Беридзе, успевавший побывать за день на всех объектах, сам иногда удивлялся, как быстро преобразился дикий «край света». Еще не законченные новые дома у сопок, заслонив собой плохонькие бараки Мерзлякова, составили длинную веселую улицу. Середину площадки, самое видное место, занимала постройка насосной станции — сердце всего нефтепровода; на постройке шла укладка фундаментов. Справа от будущей станции экскаватор выбирал грунт для колоссальных земляных резервуаров. Рядом стоял готовый металлический бак, тут же клепался второй. По другую сторону насосной располагалась «индустриально-энергетическая база участка»: электростанция, гараж и механическая мастерская. По ледовой дороге через пролив автомобилисты перевезли уже много грузов. Ковшов и Тополев продвинулись в проливе до середины, и наступала пора перебираться на остров, чтобы с той стороны продолжать прокладку трубопровода. Над площадкой почти круглые сутки висел гул: басовито покрикивали автомашины, стрекотали тракторы, визжали дисковые пилы, выбивали дробь пневматические молотки. В этом шуме растворялись сотни человеческих голосов.
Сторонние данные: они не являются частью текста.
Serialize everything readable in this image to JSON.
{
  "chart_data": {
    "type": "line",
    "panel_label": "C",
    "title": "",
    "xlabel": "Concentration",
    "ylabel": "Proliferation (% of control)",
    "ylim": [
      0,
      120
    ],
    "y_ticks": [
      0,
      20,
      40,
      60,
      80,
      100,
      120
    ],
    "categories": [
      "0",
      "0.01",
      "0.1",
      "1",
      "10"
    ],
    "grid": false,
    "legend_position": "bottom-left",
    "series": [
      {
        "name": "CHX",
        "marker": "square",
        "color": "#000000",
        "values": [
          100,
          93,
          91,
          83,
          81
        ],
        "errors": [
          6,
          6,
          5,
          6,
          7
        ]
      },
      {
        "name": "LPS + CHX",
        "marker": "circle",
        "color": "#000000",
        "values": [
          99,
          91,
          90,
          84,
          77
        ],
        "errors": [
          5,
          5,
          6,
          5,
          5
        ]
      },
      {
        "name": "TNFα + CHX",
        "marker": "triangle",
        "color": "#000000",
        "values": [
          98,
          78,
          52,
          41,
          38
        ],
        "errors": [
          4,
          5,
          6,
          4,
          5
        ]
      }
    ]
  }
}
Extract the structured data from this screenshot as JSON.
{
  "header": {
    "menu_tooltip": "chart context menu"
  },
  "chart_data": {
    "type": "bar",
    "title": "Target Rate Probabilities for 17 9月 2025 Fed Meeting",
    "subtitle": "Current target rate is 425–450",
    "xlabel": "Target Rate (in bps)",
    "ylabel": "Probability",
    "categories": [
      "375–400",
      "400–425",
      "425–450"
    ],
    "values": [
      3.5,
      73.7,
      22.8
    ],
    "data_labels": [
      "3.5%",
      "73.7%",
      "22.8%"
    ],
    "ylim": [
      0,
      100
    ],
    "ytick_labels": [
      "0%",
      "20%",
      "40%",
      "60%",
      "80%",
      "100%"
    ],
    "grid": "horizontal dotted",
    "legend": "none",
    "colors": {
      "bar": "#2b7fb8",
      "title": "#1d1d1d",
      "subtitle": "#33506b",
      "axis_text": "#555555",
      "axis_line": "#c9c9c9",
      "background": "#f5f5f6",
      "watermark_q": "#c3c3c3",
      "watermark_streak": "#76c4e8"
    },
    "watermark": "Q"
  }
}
Мысли Беридзе все чаще обращались к острову: подходил момент прыжка на него всей мощью, накопленной коллективом. Рогов ежедневно приставал: «Когда же?» Еще недавно проход через пролив представлялся труднейшей задачей, да и сейчас всюду на площадке шел непрестанный бой с природой, однако главный инженер смотрел уже на материковый участок больше как на подступ к штурму острова.